For Parkinson’s, drugs can “can reverse symptoms pretty well for many people for many years,” Levey said. But the masking of symptoms can hide the gradual progression of the disease.
While the pharma industry has made considerable progress in recent decades in developing disease-modifying drugs for multiple sclerosis, drug development for Alzheimer’s, Parkinson’s and epilepsy has followed a symptomatic approach.
“What we’re talking about is not focusing on symptoms,” Levey said. “We’re talking about getting at the root causes of the disease and arresting it.”

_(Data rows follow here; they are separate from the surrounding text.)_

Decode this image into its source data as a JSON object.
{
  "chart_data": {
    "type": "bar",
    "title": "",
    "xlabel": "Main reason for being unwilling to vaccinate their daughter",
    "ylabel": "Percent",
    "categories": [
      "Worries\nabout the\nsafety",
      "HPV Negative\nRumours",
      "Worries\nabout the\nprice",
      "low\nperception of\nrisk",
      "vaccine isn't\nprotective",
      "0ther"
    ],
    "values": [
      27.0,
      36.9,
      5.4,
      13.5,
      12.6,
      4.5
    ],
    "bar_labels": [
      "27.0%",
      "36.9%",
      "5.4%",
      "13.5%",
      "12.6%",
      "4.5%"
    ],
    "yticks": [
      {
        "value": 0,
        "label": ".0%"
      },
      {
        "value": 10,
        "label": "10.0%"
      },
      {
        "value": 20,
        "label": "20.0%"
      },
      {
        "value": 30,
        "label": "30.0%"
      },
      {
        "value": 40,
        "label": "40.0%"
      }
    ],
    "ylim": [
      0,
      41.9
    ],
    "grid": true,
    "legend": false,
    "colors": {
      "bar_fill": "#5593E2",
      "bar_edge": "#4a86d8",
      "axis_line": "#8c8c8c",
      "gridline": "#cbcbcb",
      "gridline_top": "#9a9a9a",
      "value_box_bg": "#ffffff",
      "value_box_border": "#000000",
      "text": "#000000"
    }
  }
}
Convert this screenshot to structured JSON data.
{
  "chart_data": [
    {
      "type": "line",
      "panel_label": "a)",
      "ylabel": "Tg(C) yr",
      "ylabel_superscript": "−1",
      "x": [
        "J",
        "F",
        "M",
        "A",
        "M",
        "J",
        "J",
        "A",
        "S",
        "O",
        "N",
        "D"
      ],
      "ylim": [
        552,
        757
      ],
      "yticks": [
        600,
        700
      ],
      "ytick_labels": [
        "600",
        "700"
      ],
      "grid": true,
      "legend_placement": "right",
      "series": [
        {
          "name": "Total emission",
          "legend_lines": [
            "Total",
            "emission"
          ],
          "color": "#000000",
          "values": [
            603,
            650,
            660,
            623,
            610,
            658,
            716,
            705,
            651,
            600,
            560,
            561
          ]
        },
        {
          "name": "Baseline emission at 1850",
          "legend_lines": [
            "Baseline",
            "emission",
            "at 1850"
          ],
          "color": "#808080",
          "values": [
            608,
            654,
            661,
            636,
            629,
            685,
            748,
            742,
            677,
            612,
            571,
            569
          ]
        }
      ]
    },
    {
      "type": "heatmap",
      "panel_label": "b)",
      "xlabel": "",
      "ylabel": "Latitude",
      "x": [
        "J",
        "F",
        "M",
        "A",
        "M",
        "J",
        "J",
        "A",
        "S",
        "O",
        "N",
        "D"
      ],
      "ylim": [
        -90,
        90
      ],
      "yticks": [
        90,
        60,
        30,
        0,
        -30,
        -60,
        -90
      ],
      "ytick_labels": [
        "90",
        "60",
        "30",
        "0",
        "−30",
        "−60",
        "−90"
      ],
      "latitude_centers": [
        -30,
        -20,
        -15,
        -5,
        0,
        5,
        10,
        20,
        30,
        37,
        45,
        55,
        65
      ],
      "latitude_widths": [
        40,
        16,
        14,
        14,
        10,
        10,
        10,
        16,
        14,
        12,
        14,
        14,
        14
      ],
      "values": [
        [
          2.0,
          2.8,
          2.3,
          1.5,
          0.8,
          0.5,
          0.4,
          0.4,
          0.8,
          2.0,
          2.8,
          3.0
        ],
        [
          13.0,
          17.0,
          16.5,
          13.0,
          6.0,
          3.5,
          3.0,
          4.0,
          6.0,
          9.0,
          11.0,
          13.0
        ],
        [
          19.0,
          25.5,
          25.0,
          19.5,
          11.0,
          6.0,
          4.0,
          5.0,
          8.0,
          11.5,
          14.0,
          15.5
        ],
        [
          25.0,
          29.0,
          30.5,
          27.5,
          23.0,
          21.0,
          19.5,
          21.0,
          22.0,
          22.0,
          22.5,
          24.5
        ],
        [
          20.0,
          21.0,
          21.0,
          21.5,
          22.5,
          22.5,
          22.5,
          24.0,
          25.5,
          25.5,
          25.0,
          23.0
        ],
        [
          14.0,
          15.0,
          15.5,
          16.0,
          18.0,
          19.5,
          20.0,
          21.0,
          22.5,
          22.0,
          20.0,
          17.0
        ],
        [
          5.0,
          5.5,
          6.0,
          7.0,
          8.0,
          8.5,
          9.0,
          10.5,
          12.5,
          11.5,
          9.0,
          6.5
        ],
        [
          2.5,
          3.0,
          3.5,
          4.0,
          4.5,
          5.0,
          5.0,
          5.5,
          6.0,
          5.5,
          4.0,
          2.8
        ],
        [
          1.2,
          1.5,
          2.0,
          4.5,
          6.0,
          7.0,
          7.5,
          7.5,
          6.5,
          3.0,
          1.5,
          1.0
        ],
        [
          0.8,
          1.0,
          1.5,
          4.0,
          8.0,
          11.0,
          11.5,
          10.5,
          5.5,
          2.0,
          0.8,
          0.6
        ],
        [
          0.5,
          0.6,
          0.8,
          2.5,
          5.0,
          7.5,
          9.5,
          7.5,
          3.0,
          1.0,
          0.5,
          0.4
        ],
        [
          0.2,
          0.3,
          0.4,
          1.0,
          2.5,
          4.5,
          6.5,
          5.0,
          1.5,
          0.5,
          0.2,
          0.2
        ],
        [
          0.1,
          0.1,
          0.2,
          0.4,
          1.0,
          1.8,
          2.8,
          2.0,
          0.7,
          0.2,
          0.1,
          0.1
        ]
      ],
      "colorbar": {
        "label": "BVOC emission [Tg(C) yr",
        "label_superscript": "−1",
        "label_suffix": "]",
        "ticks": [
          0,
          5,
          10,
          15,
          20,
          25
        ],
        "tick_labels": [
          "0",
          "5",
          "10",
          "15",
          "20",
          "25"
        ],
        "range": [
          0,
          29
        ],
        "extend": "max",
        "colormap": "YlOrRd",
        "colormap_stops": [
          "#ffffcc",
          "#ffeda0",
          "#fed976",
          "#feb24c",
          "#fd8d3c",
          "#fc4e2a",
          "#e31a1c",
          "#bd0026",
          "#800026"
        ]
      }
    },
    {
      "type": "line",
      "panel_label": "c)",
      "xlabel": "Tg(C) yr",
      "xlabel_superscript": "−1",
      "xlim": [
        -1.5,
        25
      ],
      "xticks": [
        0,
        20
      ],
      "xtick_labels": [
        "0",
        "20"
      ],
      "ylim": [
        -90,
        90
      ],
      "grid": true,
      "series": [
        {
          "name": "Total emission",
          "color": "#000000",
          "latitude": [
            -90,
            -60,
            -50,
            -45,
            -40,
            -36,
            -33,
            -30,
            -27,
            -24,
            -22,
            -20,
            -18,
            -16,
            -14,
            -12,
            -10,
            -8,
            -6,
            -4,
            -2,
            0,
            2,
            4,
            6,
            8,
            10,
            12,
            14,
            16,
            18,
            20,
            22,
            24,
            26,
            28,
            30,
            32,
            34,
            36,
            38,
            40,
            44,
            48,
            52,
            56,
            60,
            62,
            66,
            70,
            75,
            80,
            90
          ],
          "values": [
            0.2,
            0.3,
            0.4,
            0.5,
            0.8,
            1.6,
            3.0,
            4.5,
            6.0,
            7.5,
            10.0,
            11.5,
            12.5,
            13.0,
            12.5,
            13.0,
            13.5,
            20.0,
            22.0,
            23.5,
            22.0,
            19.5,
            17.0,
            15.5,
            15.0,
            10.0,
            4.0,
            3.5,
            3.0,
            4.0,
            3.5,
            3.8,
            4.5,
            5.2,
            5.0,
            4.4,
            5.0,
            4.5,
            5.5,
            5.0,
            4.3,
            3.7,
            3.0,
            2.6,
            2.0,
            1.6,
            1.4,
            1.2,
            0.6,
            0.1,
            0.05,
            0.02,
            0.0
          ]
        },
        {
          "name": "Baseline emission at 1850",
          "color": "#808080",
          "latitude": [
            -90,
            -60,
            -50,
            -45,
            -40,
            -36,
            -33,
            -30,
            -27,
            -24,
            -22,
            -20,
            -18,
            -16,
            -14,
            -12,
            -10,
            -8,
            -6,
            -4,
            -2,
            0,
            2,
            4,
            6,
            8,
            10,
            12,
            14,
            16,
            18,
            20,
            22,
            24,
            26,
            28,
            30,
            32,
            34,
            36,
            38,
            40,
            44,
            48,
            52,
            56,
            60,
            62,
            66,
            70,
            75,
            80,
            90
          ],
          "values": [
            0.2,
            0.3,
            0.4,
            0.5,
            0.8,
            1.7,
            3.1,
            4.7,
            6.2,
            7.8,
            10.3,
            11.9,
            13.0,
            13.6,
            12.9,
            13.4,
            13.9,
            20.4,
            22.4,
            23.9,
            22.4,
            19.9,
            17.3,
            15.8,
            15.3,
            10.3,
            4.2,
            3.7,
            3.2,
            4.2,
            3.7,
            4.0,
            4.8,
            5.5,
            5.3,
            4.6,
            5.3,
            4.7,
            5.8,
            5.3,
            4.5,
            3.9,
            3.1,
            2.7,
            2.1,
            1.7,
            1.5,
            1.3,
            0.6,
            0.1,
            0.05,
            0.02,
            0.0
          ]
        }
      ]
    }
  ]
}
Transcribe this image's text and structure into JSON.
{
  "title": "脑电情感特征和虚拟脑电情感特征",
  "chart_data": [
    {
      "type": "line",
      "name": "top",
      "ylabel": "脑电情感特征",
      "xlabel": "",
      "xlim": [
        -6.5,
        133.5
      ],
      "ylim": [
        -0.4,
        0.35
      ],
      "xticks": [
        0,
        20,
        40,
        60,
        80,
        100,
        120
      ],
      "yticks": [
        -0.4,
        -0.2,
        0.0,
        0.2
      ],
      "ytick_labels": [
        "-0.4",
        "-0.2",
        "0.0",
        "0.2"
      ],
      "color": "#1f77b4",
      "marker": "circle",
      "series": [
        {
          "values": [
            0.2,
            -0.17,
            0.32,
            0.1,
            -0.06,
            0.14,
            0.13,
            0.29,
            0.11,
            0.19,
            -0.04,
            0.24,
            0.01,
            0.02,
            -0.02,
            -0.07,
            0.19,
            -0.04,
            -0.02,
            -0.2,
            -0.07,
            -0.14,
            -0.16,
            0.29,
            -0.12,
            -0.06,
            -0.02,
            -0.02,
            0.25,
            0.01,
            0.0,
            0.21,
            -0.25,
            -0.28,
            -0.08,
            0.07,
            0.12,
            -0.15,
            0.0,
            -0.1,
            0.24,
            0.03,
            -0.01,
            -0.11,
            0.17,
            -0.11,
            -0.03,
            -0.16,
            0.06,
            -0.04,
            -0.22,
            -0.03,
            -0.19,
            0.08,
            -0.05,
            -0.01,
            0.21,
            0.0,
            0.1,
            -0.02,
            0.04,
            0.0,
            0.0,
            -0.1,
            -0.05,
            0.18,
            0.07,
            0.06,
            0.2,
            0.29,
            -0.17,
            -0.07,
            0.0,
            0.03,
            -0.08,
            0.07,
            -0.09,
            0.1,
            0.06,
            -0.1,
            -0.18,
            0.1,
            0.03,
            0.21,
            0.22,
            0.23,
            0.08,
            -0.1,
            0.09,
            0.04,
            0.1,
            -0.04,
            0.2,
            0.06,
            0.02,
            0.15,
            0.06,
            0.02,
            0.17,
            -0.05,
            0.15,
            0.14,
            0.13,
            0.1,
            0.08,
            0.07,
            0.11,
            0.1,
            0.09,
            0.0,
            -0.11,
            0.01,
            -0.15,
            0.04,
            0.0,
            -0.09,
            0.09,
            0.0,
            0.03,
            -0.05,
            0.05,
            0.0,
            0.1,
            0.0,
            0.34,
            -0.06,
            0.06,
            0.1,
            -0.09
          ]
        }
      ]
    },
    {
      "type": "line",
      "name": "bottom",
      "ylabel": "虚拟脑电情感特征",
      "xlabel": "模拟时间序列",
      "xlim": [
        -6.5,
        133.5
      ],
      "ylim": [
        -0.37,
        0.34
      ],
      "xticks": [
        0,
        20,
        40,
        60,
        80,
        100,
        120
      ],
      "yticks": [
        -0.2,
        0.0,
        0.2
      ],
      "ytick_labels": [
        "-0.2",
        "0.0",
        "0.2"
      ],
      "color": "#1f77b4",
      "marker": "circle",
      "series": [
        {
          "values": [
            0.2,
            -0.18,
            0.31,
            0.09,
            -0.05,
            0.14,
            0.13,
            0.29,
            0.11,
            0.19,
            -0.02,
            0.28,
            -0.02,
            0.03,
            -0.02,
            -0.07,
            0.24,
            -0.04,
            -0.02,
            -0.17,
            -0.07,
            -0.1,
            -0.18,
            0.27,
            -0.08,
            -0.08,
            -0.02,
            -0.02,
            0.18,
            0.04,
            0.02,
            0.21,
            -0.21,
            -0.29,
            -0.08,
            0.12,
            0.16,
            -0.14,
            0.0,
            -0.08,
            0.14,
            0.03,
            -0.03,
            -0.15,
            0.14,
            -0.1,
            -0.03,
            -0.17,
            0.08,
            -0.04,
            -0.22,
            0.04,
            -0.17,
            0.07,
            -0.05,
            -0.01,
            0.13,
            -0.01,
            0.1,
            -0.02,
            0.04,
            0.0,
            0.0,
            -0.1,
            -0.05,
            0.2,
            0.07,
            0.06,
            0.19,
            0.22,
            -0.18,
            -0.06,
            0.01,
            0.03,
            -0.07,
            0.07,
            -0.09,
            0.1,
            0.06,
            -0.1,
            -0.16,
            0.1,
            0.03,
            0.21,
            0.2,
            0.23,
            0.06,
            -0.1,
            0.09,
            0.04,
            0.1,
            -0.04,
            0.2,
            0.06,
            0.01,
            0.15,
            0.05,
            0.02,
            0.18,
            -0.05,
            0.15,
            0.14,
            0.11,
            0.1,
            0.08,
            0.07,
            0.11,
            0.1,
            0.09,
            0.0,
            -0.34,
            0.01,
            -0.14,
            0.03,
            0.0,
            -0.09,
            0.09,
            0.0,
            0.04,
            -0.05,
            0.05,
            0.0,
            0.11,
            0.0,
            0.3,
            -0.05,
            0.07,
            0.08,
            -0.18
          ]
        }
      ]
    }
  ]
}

“With the aging of our population, we still have increasing numbers of Alzheimer’s and Parkinson’s patients with disability. It’s a huge unmet medical need,” said Dr. Jeffrey Gulcher, chief scientific officer of Genuity Science.
A central goal is to use whole-genome sequence data and other’-omic’ data to study the genes that contribute to neurodegenerative disease risk.
Only a limited number of Alzheimer’s or Parkinson’s patients have had their genomes sequenced to date. “And even fewer have had detailed enough clinical data for you to look at severity or rates of progression,” Gulcher said.
Emory University, however, has collected data on large numbers of patients with neurodegenerative diseases. The university possesses detailed clinical data on almost 3,000 Alzheimer’s patients who have consented to genetic testing and other studies.